Warwickshire 269 for 3 (Hain 77*, Lamb 69*, Sibley 51) v Essex
With Somerset under pressure at Taunton, Essex have an opportunity here to take a decisive step towards regaining the County Championship title they surrendered to Surrey last season. Seeking a seventh straight win, they would have had expectations of a productive day when opting to forego the toss and bowl, yet they have run into a show of collective resistance from Warwickshire that may prove to be timely.
The home side’s resources are seriously reduced because of injuries and illness. Rob Yates, Tim Ambrose and Adam Hose were all ruled out of this match. Already missing were Ian Bell, Liam Norwell, Olly Stone and Ryan Sidebottom through long-term injuries. Although the gap between themselves and bottom-of-the-table Nottinghamshire was still a yawning 42 points at the start of this round, Warwickshire are due at Trent Bridge next week and thus cannot yet rule out relegation.
To be have suffered only three opening-day casualties and picked up two batting points, against a side that beat them by 187 runs at Chelmsford in July, will therefore feel like a good day’s work.

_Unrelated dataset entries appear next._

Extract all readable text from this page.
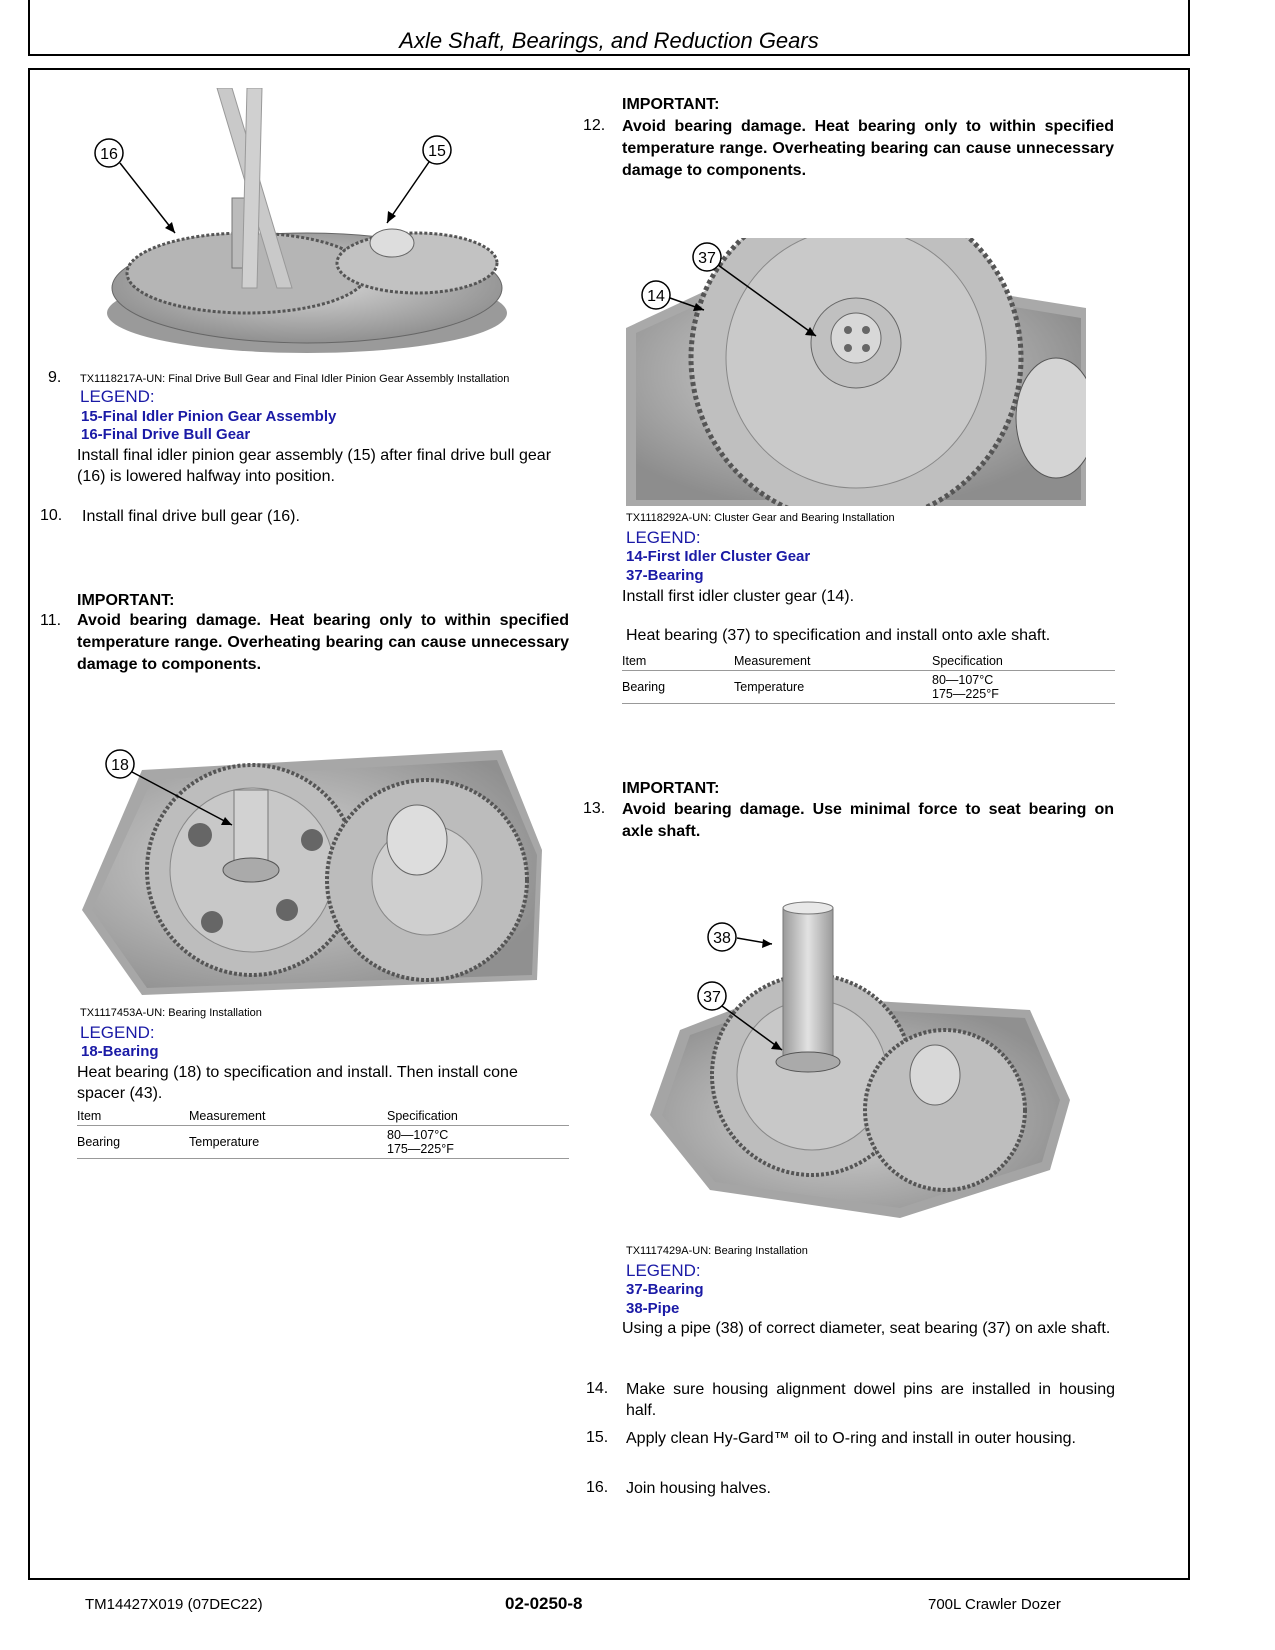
Axle Shaft, Bearings, and Reduction Gears
16	15
9. TX1118217A-UN: Final Drive Bull Gear and Final Idler Pinion Gear Assembly Installation
LEGEND:
15-Final Idler Pinion Gear Assembly
16-Final Drive Bull Gear
Install final idler pinion gear assembly (15) after final drive bull gear (16) is lowered halfway into position.
10. Install final drive bull gear (16).
IMPORTANT:
11. Avoid bearing damage. Heat bearing only to within specified temperature range. Overheating bearing can cause unnecessary damage to components.
18
TX1117453A-UN: Bearing Installation
LEGEND:
18-Bearing
Heat bearing (18) to specification and install. Then install cone spacer (43).
Item	Measurement	Specification
Bearing	Temperature	80—107°C
175—225°F
IMPORTANT:
12. Avoid bearing damage. Heat bearing only to within specified temperature range. Overheating bearing can cause unnecessary damage to components.
37
14
TX1118292A-UN: Cluster Gear and Bearing Installation
LEGEND:
14-First Idler Cluster Gear
37-Bearing
Install first idler cluster gear (14).
Heat bearing (37) to specification and install onto axle shaft.
Item	Measurement	Specification
Bearing	Temperature	80—107°C
175—225°F
IMPORTANT:
13. Avoid bearing damage. Use minimal force to seat bearing on axle shaft.
38
37
TX1117429A-UN: Bearing Installation
LEGEND:
37-Bearing
38-Pipe
Using a pipe (38) of correct diameter, seat bearing (37) on axle shaft.
14. Make sure housing alignment dowel pins are installed in housing half.
15. Apply clean Hy-Gard™ oil to O-ring and install in outer housing.
16. Join housing halves.
TM14427X019 (07DEC22)	02-0250-8	700L Crawler Dozer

Of their depleted top order, only Liam Banks, caught at leg slip without scoring, failed to frustrate the Division One leaders.
Dom Sibley offered more evidence of why he is high on England’s watch list, sharing an opening partnership of 87 with Will Rhodes. Sibley, the leading run-scorer in the division, took a minute under three hours to complete his half-century, exhibiting the kind of patience and watchfulness that sometimes seems to be a lost art.
Sibley’s next run took him to 1000 in the Championship and though he rather spoiled the narrative by losing his wicket without further addition, he had set a tone that Sam Hain and Matthew Lamb would then pick up, the fourth-wicket pair dominating the rest of the day with a partnership so far worth 128.
Essex hinted at taking control just before lunch. Simon Harmer, who was handed the ball only 40 minutes into proceedings, struck twice in the space of six deliveries. Rhodes, the left-hander, edged to the wicketkeeper, the ball having turned away from him just a tad. Banks, the 20-year-old who had made a maiden half-century in the Chelmsford match, then fell to his fifth ball.
Those two successes compensated somewhat for a wicketless morning for their seamers that had begun, unusually, with a flurry of no-balls. Two of Jamie Porter’s first three deliveries of the match were called for overstepping, which he repeated in his next over. The affliction appeared to be catching when Sam Cook’s front foot was twice too far advanced in his third over.
Once they had sorted themselves out, they were a little unlucky. Both had the batsmen playing false strokes without finding the edge, although Sibley was a little fortunate when he nicked one off Cook on 21, the ball passing between first and second slips. Aaron Beard, who took the place of the departed Mohammad Amir, had Rhodes playing and missing.
Harmer dismissed Sibley midway through the afternoon, doing well to hold on to the ball after tripping over Hain as he moved to his right to take what should have been a routine caught-and-bowled. Sibley, who had looked secure enough by then for spectators to be contemplating a fourth hundred of the season from the former Surrey batsman, chided himself for his error, thumping his bat into his right pad as he began a slow walk back to the dressing room.
Essex might then have anticipated more inroads. The pitch was clearly offering something for Harmer to exploit. Yet the day’s remaining 54 overs yielded only frustration as Hain, who has faced 185 balls for his 77, and Lamb, 149 balls for his 69, found deep resources of resilience and concentration.